Gen2-Allostery: A Replicate-Aware Framework for Evaluating Allosteric Binding-Site Hypotheses

Allosteric binding-site hypotheses are easy to propose computationally but much harder to evaluate rigorously after dynamical relaxation. Docking, pocket detection, and short simulations can each produce visually plausible non-orthosteric poses, yet such poses often fail to remain spatially coherent, mechanically stable, or reproducible under unbiased molecular dynamics. Here, we present Gen2-Allostery, a replicate-aware framework for evaluating whether a proposed allosteric binding-site interpretation remains supportable under predefined and falsifiable criteria.

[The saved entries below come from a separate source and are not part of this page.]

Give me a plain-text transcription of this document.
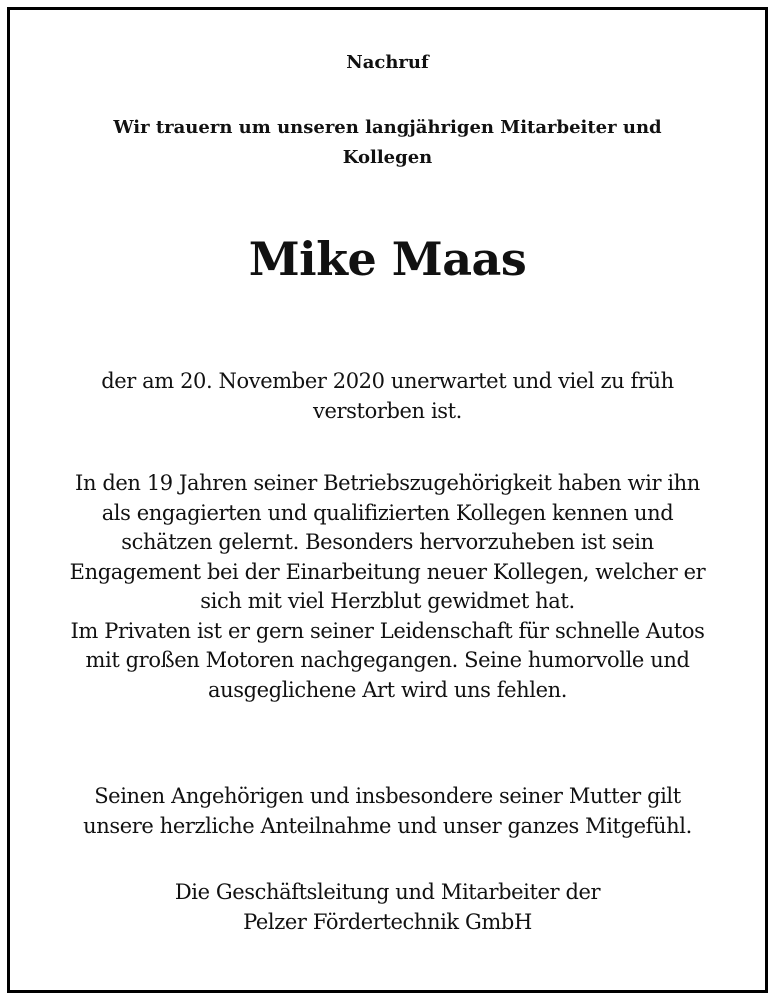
Nachruf

Wir trauern um unseren langjährigen Mitarbeiter und
Kollegen

Mike Maas

der am 20. November 2020 unerwartet und viel zu früh
verstorben ist.

In den 19 Jahren seiner Betriebszugehörigkeit haben wir ihn
als engagierten und qualifizierten Kollegen kennen und
schätzen gelernt. Besonders hervorzuheben ist sein
Engagement bei der Einarbeitung neuer Kollegen, welcher er
sich mit viel Herzblut gewidmet hat.
Im Privaten ist er gern seiner Leidenschaft für schnelle Autos
mit großen Motoren nachgegangen. Seine humorvolle und
ausgeglichene Art wird uns fehlen.

Seinen Angehörigen und insbesondere seiner Mutter gilt
unsere herzliche Anteilnahme und unser ganzes Mitgefühl.

Die Geschäftsleitung und Mitarbeiter der
Pelzer Fördertechnik GmbH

The framework is designed as a bounded pre-experimental decision layer rather than a discovery engine, affinity predictor, or replacement for experiment. Across structurally and mechanistically distinct test systems, Gen2-Allostery recovered reproducible control-like behavior in validated settings while also identifying cases in which apparent pocket engagement was replicate-sensitive, non-persistent, or more consistent with an alternative site interpretation. These results show that docking plausibility alone is not sufficient evidence for a defensible allosteric binding narrative. Instead, site-focused dynamical evaluation, replicate-aware interpretation, and explicit consideration of competing explanations are needed before downstream experimental investment. Within this scope, Gen2-Allostery provides a practical computational framework for distinguishing supported, rejected, and unresolved allosteric binding-site hypotheses under the tested conditions.